ALE is commonly conducted either through serial passaging or using a chemostat. Due to time and resource constraints, our team has opted for serial passaging in favor of its straightforwardness. Serial passing involves manually transferring culture to new media with gradually increasing levels of stress. In our case, given the growth rate of our strain, culture was transferred every two days to new media where the concentration of glucose decreased for each subsequent passage. The most common approach involves culturing and passaging of strains with flasks. This allows for larger volume, but is manually challenging due to the requirement of a large number of flasks given our need to pass multiple strains. The approach we decided on was to use 96 well culture plates with a multichannel pipette for transferring. This method would be more convenient to conduct, and allow us to run multiple populations in parallel, but it risks a smaller volume for ALE.

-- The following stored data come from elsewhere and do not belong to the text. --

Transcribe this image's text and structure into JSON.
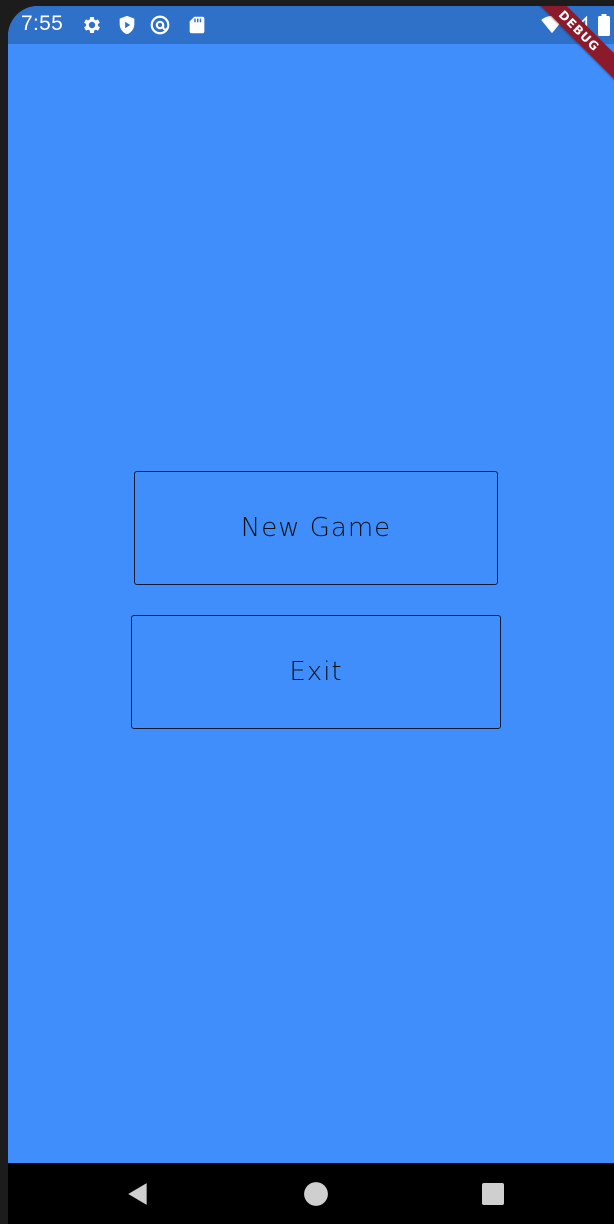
{
  "status_bar": {
    "time": "7:55",
    "icons": [
      "gear-icon",
      "shield-play-icon",
      "at-sync-icon",
      "sdcard-icon",
      "wifi-icon",
      "signal-icon",
      "battery-icon"
    ]
  },
  "debug_banner": {
    "label": "DEBUG"
  },
  "menu": {
    "new_game_label": "New Game",
    "exit_label": "Exit"
  },
  "nav_bar": {
    "icons": [
      "back-icon",
      "home-icon",
      "recents-icon"
    ]
  },
  "colors": {
    "background": "#3f8efc",
    "status_bar": "#2f70c9",
    "banner": "#8b1a2b",
    "button_border": "#1a1a2e"
  }
}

As per the original paper, the serial transfer procedure is conducted as follows.Their engineered strain grew in rich media for 36 days with continuous passing. The strain was then subjected to minimal media (M9) containing threonine and supplemented with 250mM of methanol. The stressor for their experiment, threonine, was decreased in concentration from 10mM to 2mM in a period of 70 days.

We adapted their methodology to our experiment. Our stressor will be decreasing glucose for each subsequent passage. Starting with regular M9 media with 4g/L of glucose, it was decreased by 0.36g/L each passage for a total of 10 passages to a final glucose concentration of 0.4g/L. To identify the strain that grew fastest, colonies were isolated through plating and cultured overnight in the same conditions. An OD600 reading was taken to identify the colonies that grew fastest. Sequencing was done on the fastest growing colony to identify the mutations that took place.